“Don't you trouble to tell me all that part,” said Chevenix frowning at him. “I know more about that than you do. I was in it. My head, how they treated her! What I never did understand, you know, was how you found out where she was.”

Ingram smiled. His memories now amused him. He looked straight at his friend. “I'll tell you that. It was rather neat. You remember that chap Senhouse—loafing kind of artist? Anarchist, gypsy-looking chap, who wore no hat?”

Chevenix opened his eyes. “By George, I do!”

Ingram nodded. “She thought no end of him. He took her affair with me very much to heart.”

“As well he might,” said Chevenix. “I fancy that you were the only person who took it easy.”
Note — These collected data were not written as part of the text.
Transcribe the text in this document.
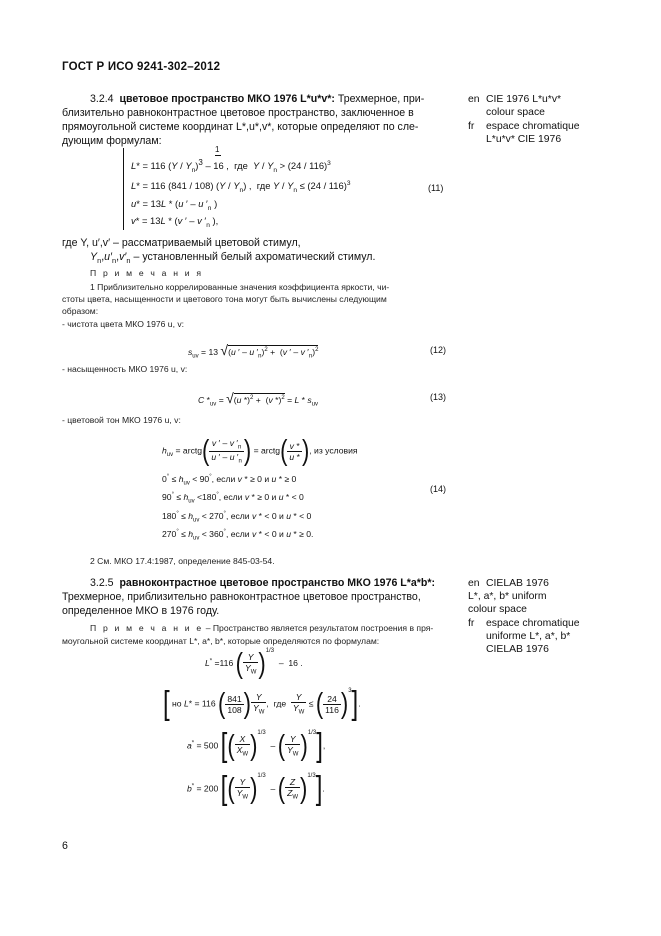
ГОСТ Р ИСО 9241-302–2012
3.2.4 цветовое пространство МКО 1976 L*u*v*: Трехмерное, при-
близительно равноконтрастное цветовое пространство, заключенное в
прямоугольной системе координат L*,u*,v*, которые определяют по сле-
дующим формулам:
1
L* = 116 $(Y / Y_n)^3 - 16$ ,  где  $Y / Y_n > (24 / 116)^3$
L* = 116 (841 / 108) $(Y / Y_n)$ ,  где $Y / Y_n \le (24 / 116)^3$
u* = 13L * (u ′ – u $'_n$ )
v* = 13L * (v ′ – v $'_n$ ),
(11)
где Y, u′,v′ – рассматриваемый цветовой стимул,
$Y_n,u'_n,v'_n$ – установленный белый ахроматический стимул.
П р и м е ч а н и я
1 Приблизительно коррелированные значения коэффициента яркости, чи-
стоты цвета, насыщенности и цветового тона могут быть вычислены следующим
образом:
- чистота цвета МКО 1976 u, v:
$s_{uv} = 13$ √(u ′ – u $'_n)^2 + (v$ ′ – v $'_n)^2$	(12)
- насыщенность МКО 1976 u, v:
C $*_{uv} = √(u$ *)$^2$ +  (v $*)^2 = L * s_{uv}$
(13)
- цветовой тон МКО 1976 u, v:
$h_{uv}$ = arctg( $\frac{v ' - v '_n}{u ' - u '_n}$ ) = arctg( $\frac{v *}{u *}$ ), из условия
$0^\circ \le h_{uv} < 90^\circ$, если v * ≥ 0 и u * ≥ 0
$90^\circ \le h_{uv} <180^\circ$, если v * ≥ 0 и u * < 0
$180^\circ \le h_{uv} < 270^\circ$, если v * < 0 и u * < 0
$270^\circ \le h_{uv} < 360^\circ$, если v * < 0 и u * ≥ 0.
(14)
2 См. МКО 17.4:1987, определение 845-03-54.
en CIE 1976 L*u*v*
colour space
fr espace chromatique
L*u*v* CIE 1976
3.2.5 равноконтрастное цветовое пространство МКО 1976 L*a*b*:
Трехмерное, приблизительно равноконтрастное цветовое пространство,
определенное МКО в 1976 году.
П р и м е ч а н и е – Пространство является результатом построения в пря-
моугольной системе координат L*, a*, b*, которые определяются по формулам:
L* =116 ( $\frac{Y}{Y_W} )^{1/3} - 16$ .
[ но L* = 116 ( $\frac{841}{108}$ ) $\frac{Y}{Y_W}$ ,  где $\frac{Y}{Y_W}$ ≤ ( $\frac{24}{116} )^3$].
a* = 500 [( $\frac{X}{X_W} )^{1/3}$  – ( $\frac{Y}{Y_W} )^{1/3}$],
b* = 200 [( $\frac{Y}{Y_W} )^{1/3}$  – ( $\frac{Z}{Z_W} )^{1/3}$].
en CIELAB 1976
L*, a*, b* uniform
colour space
fr espace chromatique
uniforme L*, a*, b*
CIELAB 1976
6
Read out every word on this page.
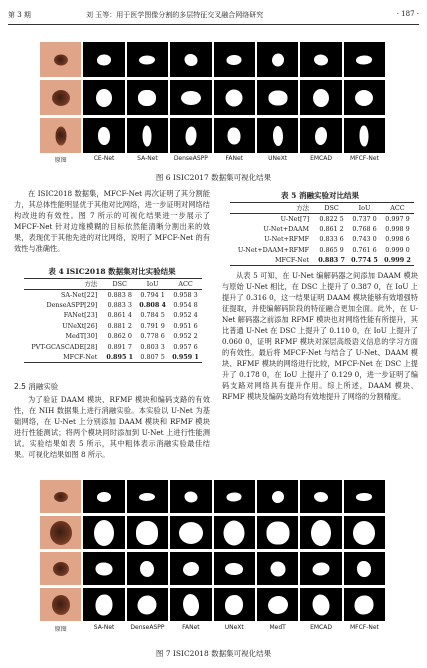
第 3 期	刘 玉等：用于医学图像分割的多层特征交叉融合网络研究	· 187 ·
原图	CE-Net	SA-Net	DenseASPP	FANet	UNeXt	EMCAD	MFCF-Net
图 6 ISIC2017 数据集可视化结果

在 ISIC2018 数据集，MFCF-Net 再次证明了其分割能力，其总体性能明显优于其他对比网络，进一步证明对网络结构改进的有效性。图 7 所示的可视化结果进一步展示了 MFCF-Net 针对边缘模糊的目标依然能清晰分割出来的效果，表现优于其他先进的对比网络，说明了 MFCF-Net 的有效性与准确性。

表 4 ISIC2018 数据集对比实验结果
方法	DSC	IoU	ACC
SA-Net[22]	0.883 8	0.794 1	0.958 3
DenseASPP[29]	0.883 3	0.808 4	0.954 8
FANet[23]	0.861 4	0.784 5	0.952 4
UNeXt[26]	0.881 2	0.791 9	0.951 6
MedT[30]	0.862 0	0.778 6	0.952 2
PVT-GCASCADE[28]	0.891 7	0.803 3	0.957 6
MFCF-Net	0.895 1	0.807 5	0.959 1
2.5 消融实验

为了验证 DAAM 模块、RFMF 模块和编码支路的有效性，在 NIH 数据集上进行消融实验。本实验以 U-Net 为基础网络，在 U-Net 上分别添加 DAAM 模块和 RFMF 模块进行性能测试；将两个模块同时添加到 U-Net 上进行性能测试。实验结果如表 5 所示，其中粗体表示消融实验最佳结果。可视化结果如图 8 所示。

表 5 消融实验对比结果
方法	DSC	IoU	ACC
U-Net[7]	0.822 5	0.737 0	0.997 9
U-Net+DAAM	0.861 2	0.768 6	0.998 9
U-Net+RFMF	0.833 6	0.743 0	0.998 6
U-Net+DAAM+RFMF	0.865 9	0.761 6	0.999 0
MFCF-Net	0.883 7	0.774 5	0.999 2

从表 5 可知，在 U-Net 编解码器之间添加 DAAM 模块与原始 U-Net 相比，在 DSC 上提升了 0.387 0，在 IoU 上提升了 0.316 0，这一结果证明 DAAM 模块能够有效增强特征提取，并使编解码阶段的特征融合更加全面。此外，在 U-Net 解码器之前添加 RFMF 模块也对网络性能有所提升，其比普通 U-Net 在 DSC 上提升了 0.110 0，在 IoU 上提升了 0.060 0，证明 RFMF 模块对深层高级语义信息的学习方面的有效性。最后将 MFCF-Net 与结合了 U-Net、DAAM 模块、RFMF 模块的网络进行比较，MFCF-Net 在 DSC 上提升了 0.178 0，在 IoU 上提升了 0.129 0，进一步证明了编码支路对网络具有提升作用。综上所述，DAAM 模块、RFMF 模块及编码支路均有效地提升了网络的分割精度。

原图	SA-Net	DenseASPP	FANet	UNeXt	MedT	EMCAD	MFCF-Net
图 7 ISIC2018 数据集可视化结果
“Sancie used to tell him everything,” Ingram went on, “and she told him all the trouble. She'd been turned adrift with fifty pounds to her name.”

“Not quite so bad as that,” Chevenix put in. “They locked her up with an aunt, and she bolted.”

“Same thing,” said Ingram. “Well, this chap Senhouse comes here one day in a mighty hurry—turns up at breakfast, and makes a row. Wants me to swear I'll divorce and marry Sancie. Says he thinks I'm a blackguard and all that, but that, on the whole, I'd better marry her. Refuses to give me her address, all the same. We had a row, I remember, because he began to tell me what he thought about her. The man was a bore, you know.”

Chevenix screwed up one leg. “All men are, if they're sweet on your sweetheart, I suppose. He was worth fifty of you, all the same—but go on.”

Ingram laughed. “I set my wits against his,” he said, “and found out that he'd come straight from seeing her—in London. That was good enough for me. I got rid of Master Senhouse, and went off to town. He had no promises out of me, you may believe.”